Diante de tais perspectivas, é impossível manter o futuro das comunidades e a renovação dos barcos e dos pescadores. O controle do esforço de pesca deve passar, portanto, por outras medidas: repousos biológicos, fechamentos temporários, medidas técnicas etc., que já vêm sendo propostas pelos pescadores há muito tempo. Também é preciso passar de um sistema baseado no descarte dos barcos à transmissão dos barcos antigos de qualidade para os jovens e, sobretudo, trabalhar na aceleração de novas construções adaptadas às novas realidades e metas, dando prioridade à pesca artesanal em sua diversidade, em função dos territórios de pesca. No que se refere ao ritmo das reformas, há que se considerar o fato de a pesca e sua gestão serem, antes de tudo, um assunto de homens e de mulheres e não uma questão de peixes.

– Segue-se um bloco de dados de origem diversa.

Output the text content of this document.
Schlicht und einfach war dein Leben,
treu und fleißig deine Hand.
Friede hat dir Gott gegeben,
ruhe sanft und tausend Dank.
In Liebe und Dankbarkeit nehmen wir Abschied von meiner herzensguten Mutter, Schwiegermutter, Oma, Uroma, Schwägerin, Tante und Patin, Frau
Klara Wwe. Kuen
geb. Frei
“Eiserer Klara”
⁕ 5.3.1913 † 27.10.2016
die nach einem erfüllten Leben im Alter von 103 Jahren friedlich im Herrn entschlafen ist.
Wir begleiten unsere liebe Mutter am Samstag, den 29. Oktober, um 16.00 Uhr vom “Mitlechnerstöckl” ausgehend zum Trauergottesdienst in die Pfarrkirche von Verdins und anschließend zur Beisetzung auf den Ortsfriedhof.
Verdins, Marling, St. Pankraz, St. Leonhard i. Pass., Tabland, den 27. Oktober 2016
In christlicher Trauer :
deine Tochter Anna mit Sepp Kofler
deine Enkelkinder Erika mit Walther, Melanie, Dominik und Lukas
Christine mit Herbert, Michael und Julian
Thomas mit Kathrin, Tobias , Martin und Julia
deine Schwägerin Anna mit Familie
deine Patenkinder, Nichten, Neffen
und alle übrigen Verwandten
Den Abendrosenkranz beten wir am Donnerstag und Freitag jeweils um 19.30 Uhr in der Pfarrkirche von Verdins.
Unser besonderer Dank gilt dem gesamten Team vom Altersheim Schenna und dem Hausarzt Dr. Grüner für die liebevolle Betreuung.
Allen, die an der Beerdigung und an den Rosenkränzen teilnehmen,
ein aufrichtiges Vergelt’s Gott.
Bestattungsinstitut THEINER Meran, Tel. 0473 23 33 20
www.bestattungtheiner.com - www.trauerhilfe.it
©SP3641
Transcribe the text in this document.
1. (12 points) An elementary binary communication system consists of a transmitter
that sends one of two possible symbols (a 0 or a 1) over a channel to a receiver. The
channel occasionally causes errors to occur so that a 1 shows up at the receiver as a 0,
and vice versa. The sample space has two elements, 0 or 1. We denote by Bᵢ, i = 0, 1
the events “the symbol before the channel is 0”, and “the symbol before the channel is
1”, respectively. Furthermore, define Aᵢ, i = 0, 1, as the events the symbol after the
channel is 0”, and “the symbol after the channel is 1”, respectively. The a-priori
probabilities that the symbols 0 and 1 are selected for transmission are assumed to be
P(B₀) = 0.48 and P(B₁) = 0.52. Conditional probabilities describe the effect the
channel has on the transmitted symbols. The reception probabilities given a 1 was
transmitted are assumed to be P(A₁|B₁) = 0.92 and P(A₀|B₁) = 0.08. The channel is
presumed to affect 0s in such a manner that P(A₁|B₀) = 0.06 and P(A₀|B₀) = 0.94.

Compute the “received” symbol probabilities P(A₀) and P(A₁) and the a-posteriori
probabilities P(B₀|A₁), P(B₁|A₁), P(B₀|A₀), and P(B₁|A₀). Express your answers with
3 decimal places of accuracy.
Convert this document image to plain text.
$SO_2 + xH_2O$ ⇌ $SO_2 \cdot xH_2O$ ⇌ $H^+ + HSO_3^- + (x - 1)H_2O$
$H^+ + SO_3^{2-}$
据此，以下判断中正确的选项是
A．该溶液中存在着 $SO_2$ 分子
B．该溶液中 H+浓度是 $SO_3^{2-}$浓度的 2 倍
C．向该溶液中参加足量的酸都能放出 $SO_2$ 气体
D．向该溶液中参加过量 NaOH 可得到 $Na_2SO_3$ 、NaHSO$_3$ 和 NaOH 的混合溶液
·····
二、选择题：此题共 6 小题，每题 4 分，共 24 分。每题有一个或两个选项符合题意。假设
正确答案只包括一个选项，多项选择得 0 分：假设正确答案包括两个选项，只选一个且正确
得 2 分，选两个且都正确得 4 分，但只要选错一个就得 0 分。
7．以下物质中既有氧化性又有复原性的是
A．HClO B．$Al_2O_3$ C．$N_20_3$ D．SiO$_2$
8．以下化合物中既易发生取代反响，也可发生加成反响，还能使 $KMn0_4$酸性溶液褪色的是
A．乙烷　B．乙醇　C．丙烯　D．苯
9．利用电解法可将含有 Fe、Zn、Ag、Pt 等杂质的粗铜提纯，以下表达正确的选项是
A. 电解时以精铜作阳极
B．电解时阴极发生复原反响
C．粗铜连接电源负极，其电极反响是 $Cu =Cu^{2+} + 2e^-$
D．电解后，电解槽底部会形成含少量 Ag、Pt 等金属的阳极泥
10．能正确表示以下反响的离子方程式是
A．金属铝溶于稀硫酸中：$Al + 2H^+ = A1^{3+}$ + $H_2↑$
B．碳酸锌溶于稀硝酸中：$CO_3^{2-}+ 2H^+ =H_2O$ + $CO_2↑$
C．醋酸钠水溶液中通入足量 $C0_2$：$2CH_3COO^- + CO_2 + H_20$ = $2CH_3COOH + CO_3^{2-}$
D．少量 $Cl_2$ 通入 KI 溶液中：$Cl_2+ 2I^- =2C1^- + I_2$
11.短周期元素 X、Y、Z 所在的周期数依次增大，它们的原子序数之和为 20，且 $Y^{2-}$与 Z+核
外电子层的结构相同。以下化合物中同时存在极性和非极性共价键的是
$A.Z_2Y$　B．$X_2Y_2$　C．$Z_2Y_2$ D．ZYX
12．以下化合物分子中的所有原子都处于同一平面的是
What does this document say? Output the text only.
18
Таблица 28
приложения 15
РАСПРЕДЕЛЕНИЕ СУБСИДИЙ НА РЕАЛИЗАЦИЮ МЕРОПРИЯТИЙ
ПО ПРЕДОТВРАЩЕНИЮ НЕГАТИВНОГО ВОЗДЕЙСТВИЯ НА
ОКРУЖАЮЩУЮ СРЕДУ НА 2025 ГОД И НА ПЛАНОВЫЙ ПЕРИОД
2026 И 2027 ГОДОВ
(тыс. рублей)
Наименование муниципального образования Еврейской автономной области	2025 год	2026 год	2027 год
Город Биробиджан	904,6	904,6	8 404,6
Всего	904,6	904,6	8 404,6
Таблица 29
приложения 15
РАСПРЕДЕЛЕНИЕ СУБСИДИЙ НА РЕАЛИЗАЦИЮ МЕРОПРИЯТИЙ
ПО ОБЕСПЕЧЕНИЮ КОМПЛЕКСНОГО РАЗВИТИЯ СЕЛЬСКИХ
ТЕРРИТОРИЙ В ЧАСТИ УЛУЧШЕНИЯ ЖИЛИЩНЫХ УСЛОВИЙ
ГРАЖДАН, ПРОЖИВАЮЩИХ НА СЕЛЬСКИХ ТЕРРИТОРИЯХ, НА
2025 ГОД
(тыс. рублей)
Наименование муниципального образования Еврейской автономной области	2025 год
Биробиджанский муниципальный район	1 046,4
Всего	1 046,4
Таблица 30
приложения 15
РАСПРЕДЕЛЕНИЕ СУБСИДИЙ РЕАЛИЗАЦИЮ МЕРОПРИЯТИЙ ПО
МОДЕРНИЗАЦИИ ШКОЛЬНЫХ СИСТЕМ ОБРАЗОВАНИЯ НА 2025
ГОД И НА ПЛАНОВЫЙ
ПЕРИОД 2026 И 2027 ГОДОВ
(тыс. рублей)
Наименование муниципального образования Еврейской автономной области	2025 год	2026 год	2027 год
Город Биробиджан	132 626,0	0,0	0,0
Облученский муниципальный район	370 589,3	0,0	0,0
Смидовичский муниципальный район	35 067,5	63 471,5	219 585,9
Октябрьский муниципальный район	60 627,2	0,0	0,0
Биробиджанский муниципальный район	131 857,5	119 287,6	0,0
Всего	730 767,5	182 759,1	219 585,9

O grande filósofo e inspirador de uma ecologia humanista, Jacques Ellul, escrevia em 1980: “As coisas, o vivo, o humano são feitos pelas escolhas aleatórias dos próprios interessados, por decisões sucessivas que vêm dos interessados, que parecem tomar caminhos singulares, mas a lentidão é necessária ao amadurecimento. E tudo isso deve ser inventado em função das circunstâncias, sem outras ideias preconcebidas senão aquelas que vêm de experiências passadas com as quais se aprendeu”.
Meditemos sobre isso.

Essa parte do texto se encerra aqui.